Question

1.   What are the important considerations in choosing a Red Team (or attack team) for your software system? Give examples to justify your position.

2.   How should you utilize the results of a static analysis of the system? What criteria should determine the level of action taken on any item?

3.   Why is it important to probe and attack a system both at rest and in action? Give examples of information that is provided by each that the other could not provide.

4.   What factors should influence the time frame and scope of a penetration test? Give examples to support your ranking.

5.   Why is a single system compromise insufficient for a penetration test? Justify your position.

6.   Why is it important to simulate the deployment environment as closely as possible when performing a penetration test? What could happen if the conditions vary significantly from the live environment?

7.   What external elements of a system environment play a role in the security of a software system? How should these be considered in a penetration testing environment?

8.   What advantages do actual attackers have over penetration testers in attempting to compromise a system?
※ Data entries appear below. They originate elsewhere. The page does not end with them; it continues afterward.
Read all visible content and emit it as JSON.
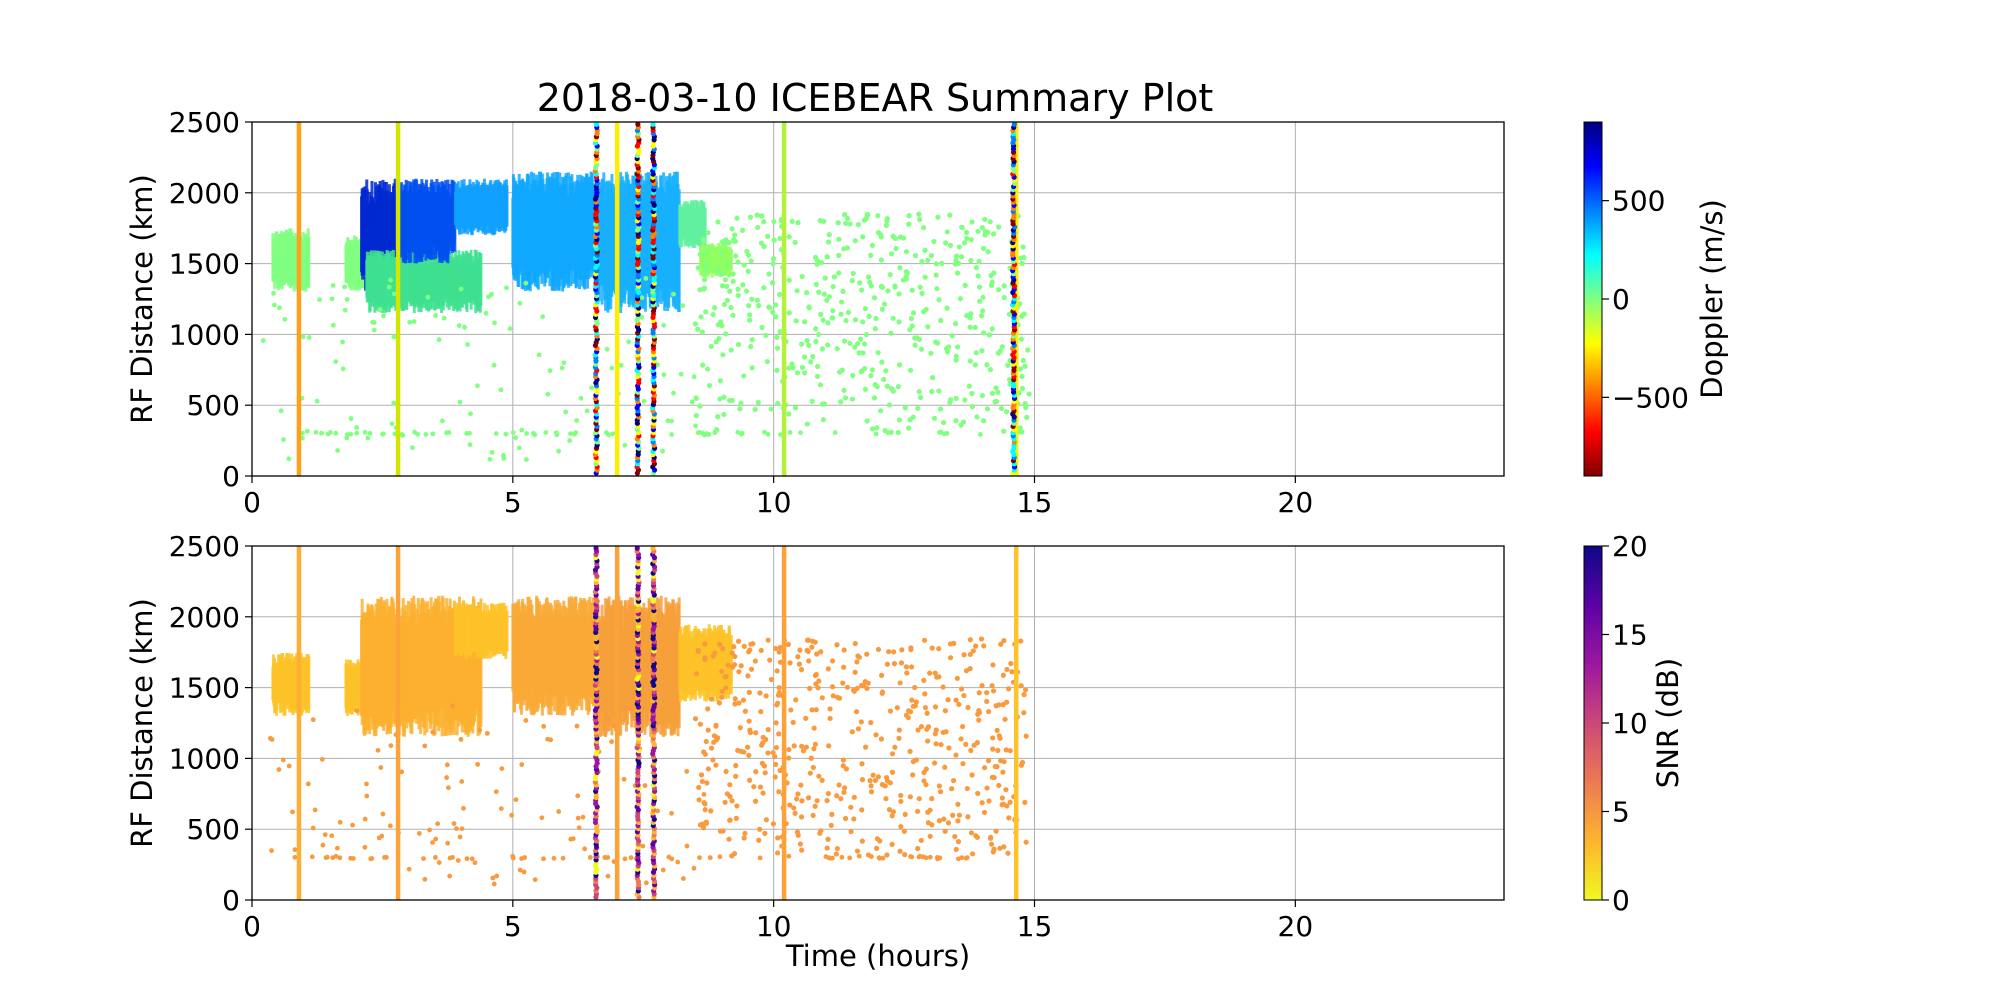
{
  "figure_title": "2018-03-10 ICEBEAR Summary Plot",
  "chart_data": [
    {
      "type": "scatter",
      "title": "2018-03-10 ICEBEAR Summary Plot",
      "xlabel": "",
      "ylabel": "RF Distance (km)",
      "xlim": [
        0,
        24
      ],
      "ylim": [
        0,
        2500
      ],
      "xticks": [
        0,
        5,
        10,
        15,
        20
      ],
      "yticks": [
        0,
        500,
        1000,
        1500,
        2000,
        2500
      ],
      "grid": true,
      "colorbar": {
        "label": "Doppler (m/s)",
        "colormap": "jet_r",
        "range": [
          -900,
          900
        ],
        "ticks": [
          -500,
          0,
          500
        ],
        "tick_labels": [
          "−500",
          "0",
          "500"
        ],
        "colors": [
          "#800000",
          "#ff0000",
          "#ff8000",
          "#ffff00",
          "#80ff80",
          "#00ffff",
          "#0080ff",
          "#0000ff",
          "#000080"
        ]
      },
      "vertical_streaks": [
        {
          "t": 0.9,
          "color": "#ff9f1a"
        },
        {
          "t": 2.8,
          "color": "#d4e600"
        },
        {
          "t": 7.0,
          "color": "#ffee00"
        },
        {
          "t": 10.2,
          "color": "#b5f03c"
        },
        {
          "t": 14.65,
          "color": "#ffee00"
        }
      ],
      "multicolor_streaks": [
        6.6,
        7.4,
        7.7,
        14.6
      ],
      "clusters": [
        {
          "t0": 0.4,
          "t1": 1.1,
          "r0": 1300,
          "r1": 1750,
          "color": "#80ff80"
        },
        {
          "t0": 1.8,
          "t1": 2.2,
          "r0": 1300,
          "r1": 1700,
          "color": "#80ff80"
        },
        {
          "t0": 2.1,
          "t1": 2.8,
          "r0": 1300,
          "r1": 2100,
          "color": "#0028d0"
        },
        {
          "t0": 2.2,
          "t1": 4.4,
          "r0": 1150,
          "r1": 1600,
          "color": "#40e090"
        },
        {
          "t0": 2.8,
          "t1": 3.9,
          "r0": 1500,
          "r1": 2100,
          "color": "#0050f0"
        },
        {
          "t0": 3.9,
          "t1": 4.9,
          "r0": 1700,
          "r1": 2100,
          "color": "#10a0ff"
        },
        {
          "t0": 5.0,
          "t1": 6.6,
          "r0": 1300,
          "r1": 2150,
          "color": "#10a8ff"
        },
        {
          "t0": 6.6,
          "t1": 8.2,
          "r0": 1150,
          "r1": 2150,
          "color": "#18b0ff"
        },
        {
          "t0": 8.2,
          "t1": 8.7,
          "r0": 1600,
          "r1": 1950,
          "color": "#60f0a0"
        },
        {
          "t0": 8.6,
          "t1": 9.2,
          "r0": 1400,
          "r1": 1650,
          "color": "#90ff60"
        }
      ],
      "scatter_region": {
        "t0": 8.5,
        "t1": 14.9,
        "r0": 300,
        "r1": 1850,
        "color": "#80ff80"
      }
    },
    {
      "type": "scatter",
      "title": "",
      "xlabel": "Time (hours)",
      "ylabel": "RF Distance (km)",
      "xlim": [
        0,
        24
      ],
      "ylim": [
        0,
        2500
      ],
      "xticks": [
        0,
        5,
        10,
        15,
        20
      ],
      "yticks": [
        0,
        500,
        1000,
        1500,
        2000,
        2500
      ],
      "grid": true,
      "colorbar": {
        "label": "SNR (dB)",
        "colormap": "plasma_r",
        "range": [
          0,
          20
        ],
        "ticks": [
          0,
          5,
          10,
          15,
          20
        ],
        "tick_labels": [
          "0",
          "5",
          "10",
          "15",
          "20"
        ],
        "colors": [
          "#f0f921",
          "#fdb42f",
          "#ed7953",
          "#cc4778",
          "#9c179e",
          "#5c01a6",
          "#0d0887"
        ]
      },
      "vertical_streaks": [
        {
          "t": 0.9,
          "color": "#fdae35"
        },
        {
          "t": 2.8,
          "color": "#fba238"
        },
        {
          "t": 7.0,
          "color": "#fba238"
        },
        {
          "t": 10.2,
          "color": "#fba238"
        },
        {
          "t": 14.65,
          "color": "#fdc328"
        }
      ],
      "multicolor_streaks": [
        6.6,
        7.4,
        7.7
      ],
      "clusters": [
        {
          "t0": 0.4,
          "t1": 1.1,
          "r0": 1300,
          "r1": 1750,
          "color": "#fdc328"
        },
        {
          "t0": 1.8,
          "t1": 2.2,
          "r0": 1300,
          "r1": 1700,
          "color": "#fdc328"
        },
        {
          "t0": 2.1,
          "t1": 4.4,
          "r0": 1150,
          "r1": 2150,
          "color": "#fbb02f"
        },
        {
          "t0": 3.9,
          "t1": 4.9,
          "r0": 1700,
          "r1": 2100,
          "color": "#fdc328"
        },
        {
          "t0": 5.0,
          "t1": 6.6,
          "r0": 1300,
          "r1": 2150,
          "color": "#f9a936"
        },
        {
          "t0": 6.6,
          "t1": 8.2,
          "r0": 1150,
          "r1": 2150,
          "color": "#f6a03b"
        },
        {
          "t0": 8.2,
          "t1": 9.2,
          "r0": 1400,
          "r1": 1950,
          "color": "#fdc328"
        }
      ],
      "scatter_region": {
        "t0": 8.5,
        "t1": 14.9,
        "r0": 300,
        "r1": 1850,
        "color": "#f99a3e"
      }
    }
  ]
}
Justify your conclusions.

Answer 1

According to the Chegg policy we answer the first one but I answer 2 questions for you.

Answer 1)

Red Team is a team in the part of cyber security who make false attack to their own organization to check that the organization cyber security is able to handle attack from the outside world. The team will basically simulate attacks to the organization.

The consideration for choosing a Red Team are

1) Normally the Red Team will be a outsiders. Because internal team knows the cyber security measures which has taken. There are several organization who act as a Red Team for a company to measure the cyber security attacks.

2) Identify the risk. The Red Team must understand the process of the company and they should attack and verify the every aspect of the cuber security. And they should in a unknown time, because if the company cyber security person know when the attack will be happen they will be more careful.

3) The Red Team should be aware about the latest attack, because there are regular new technologies are developed to attack a company. And every aspect should be verified like phishing, SQL injection etc. As for example the Red Team should also check the web site pages for SQL Injection which can be used to enter to the database of the Company.

4) Aware of threats. The Red Team should check the Security threats like Trojan horse,spyware, DDOS attack etc. They should use the attacks to the organization , and should report that the organization is capable to face this types of attack properly.

Answer 2)

The static analysis of the system is required to check the code of the system is correct or not. Actually the code error or mathematical errors and also the vulnerabilities of the code are tested here. Before the system deployment this testing takes place.

The result of the static analysis are utilized for various ways.

1) The system has no code errors so it can be deployed successfully.
2) The code has no mathematical error, so at run time it can utilize the CPU properly.
3) Efficiency of the coding according to the standard mentioned.
4) The user Interface code written properly.

The level of action is based on the errors generated on the code by the static analysis or the level of action can also be taken if there are any vulnerabilities in the code.